Discipline was metered out to the five Ohio Division of Wildlife officers who each sent letters last winter to a federal judge requesting that the jurist exercise compassion when he sentences a former colleague on federal wildlife law violations.
Determining that the officers’ personal letters to the judge “brought discredit to the agency,” the Ohio Department of Natural Resources delivered identical letters of reprimand to each of the five officers, said a Natural Resources Department official.
These letters will remain in the officers’ personal files for one year, after which the documents will be expunged, the official said as well.
The five officers given the letters of reprimand were Eric Lamb, state wildlife officer assigned to Brown County and who replaced Wright; James Carnes, state wildlife officer assigned to Highland County; Chris Gilkey, one-time state wildlife officer assigned to Adams County and now assigned to Meigs County; Rick Rogers, state wildlife officer assigned to Warren County; and Michael Ohlrich, state wildlife officer assigned to Clermont County.
Each officer was required to sign their respective document. And each of the five letters of reprimand were then witnessed by Thomas J. Donnelly, acting manager for the Wildlife Division’s District Four (southeast Ohio) office in Xenia.

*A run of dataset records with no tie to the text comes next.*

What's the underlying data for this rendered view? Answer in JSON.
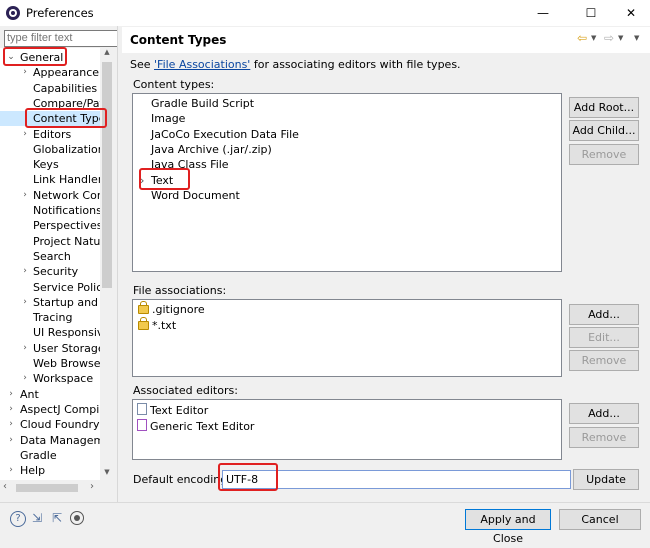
{
  "window": {
    "title": "Preferences",
    "minimize": "—",
    "maximize": "☐",
    "close": "✕"
  },
  "left": {
    "filter_placeholder": "type filter text",
    "tree": [
      {
        "label": "General",
        "arrow": "⌄",
        "level": 0,
        "expanded": true
      },
      {
        "label": "Appearance",
        "arrow": "›",
        "level": 1
      },
      {
        "label": "Capabilities",
        "arrow": "",
        "level": 1
      },
      {
        "label": "Compare/Patc",
        "arrow": "",
        "level": 1
      },
      {
        "label": "Content Type",
        "arrow": "",
        "level": 1,
        "selected": true
      },
      {
        "label": "Editors",
        "arrow": "›",
        "level": 1
      },
      {
        "label": "Globalization",
        "arrow": "",
        "level": 1
      },
      {
        "label": "Keys",
        "arrow": "",
        "level": 1
      },
      {
        "label": "Link Handlers",
        "arrow": "",
        "level": 1
      },
      {
        "label": "Network Conn",
        "arrow": "›",
        "level": 1
      },
      {
        "label": "Notifications",
        "arrow": "",
        "level": 1
      },
      {
        "label": "Perspectives",
        "arrow": "",
        "level": 1
      },
      {
        "label": "Project Nature",
        "arrow": "",
        "level": 1
      },
      {
        "label": "Search",
        "arrow": "",
        "level": 1
      },
      {
        "label": "Security",
        "arrow": "›",
        "level": 1
      },
      {
        "label": "Service Policie",
        "arrow": "",
        "level": 1
      },
      {
        "label": "Startup and Sh",
        "arrow": "›",
        "level": 1
      },
      {
        "label": "Tracing",
        "arrow": "",
        "level": 1
      },
      {
        "label": "UI Responsive",
        "arrow": "",
        "level": 1
      },
      {
        "label": "User Storage",
        "arrow": "›",
        "level": 1
      },
      {
        "label": "Web Browser",
        "arrow": "",
        "level": 1
      },
      {
        "label": "Workspace",
        "arrow": "›",
        "level": 1
      },
      {
        "label": "Ant",
        "arrow": "›",
        "level": 0
      },
      {
        "label": "AspectJ Compile",
        "arrow": "›",
        "level": 0
      },
      {
        "label": "Cloud Foundry",
        "arrow": "›",
        "level": 0
      },
      {
        "label": "Data Manageme",
        "arrow": "›",
        "level": 0
      },
      {
        "label": "Gradle",
        "arrow": "",
        "level": 0
      },
      {
        "label": "Help",
        "arrow": "›",
        "level": 0
      }
    ]
  },
  "main": {
    "title": "Content Types",
    "nav_icons": [
      "back-arrow-icon",
      "dropdown-icon",
      "forward-arrow-icon",
      "dropdown-icon",
      "menu-dropdown-icon"
    ],
    "intro_prefix": "See ",
    "intro_link": "'File Associations'",
    "intro_suffix": " for associating editors with file types.",
    "content_types_label": "Content types:",
    "content_types": [
      {
        "label": "Gradle Build Script",
        "arrow": ""
      },
      {
        "label": "Image",
        "arrow": ""
      },
      {
        "label": "JaCoCo Execution Data File",
        "arrow": ""
      },
      {
        "label": "Java Archive (.jar/.zip)",
        "arrow": ""
      },
      {
        "label": "Java Class File",
        "arrow": ""
      },
      {
        "label": "Text",
        "arrow": "›"
      },
      {
        "label": "Word Document",
        "arrow": ""
      }
    ],
    "add_root": "Add Root...",
    "add_child": "Add Child...",
    "remove": "Remove",
    "file_assoc_label": "File associations:",
    "file_assoc": [
      ".gitignore",
      "*.txt"
    ],
    "add": "Add...",
    "edit": "Edit...",
    "assoc_editors_label": "Associated editors:",
    "assoc_editors": [
      "Text Editor",
      "Generic Text Editor"
    ],
    "encoding_label": "Default encoding:",
    "encoding_value": "UTF-8",
    "update": "Update"
  },
  "footer": {
    "apply_close": "Apply and Close",
    "cancel": "Cancel",
    "icons": [
      "help-icon",
      "import-icon",
      "export-icon",
      "record-icon"
    ]
  },
  "colors": {
    "highlight": "#e02020",
    "link": "#0a46a0",
    "selection": "#cce8ff"
  }
}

The letters of reprimands also include a caveat that any future, similar, conduct will not be tolerated where “more severe discipline may be administered.”
The matter stemmed from the officers’ actions whereby they sent letters to Federal Court Judge Michael R. Barrett over a seven-day period in February.
Each wildlife officer requested of Barrett that he demonstrate leniency when sentencing Allan Wright, 45, the defrocked state wildlife officer who had been assigned to Brown County in southwest Ohio.
An internal investigation was launched once the letters of support became public knowledge.
At issue then was whether it was appropriate for the five officers to take it upon themselves to write letters on Wright’s behalf.
Along with this, was whether it was a breach of employee conduct to either identify that they had worked with Wright, were themselves a state wildlife officer, and with Ohlrich also using agency letterhead/stationary to make his plea to Barrett.
Wright pleaded guilty to violating the federal Lacey Act, the nation’s leading wildlife-protection law. He was sentenced July 17 by Barrett.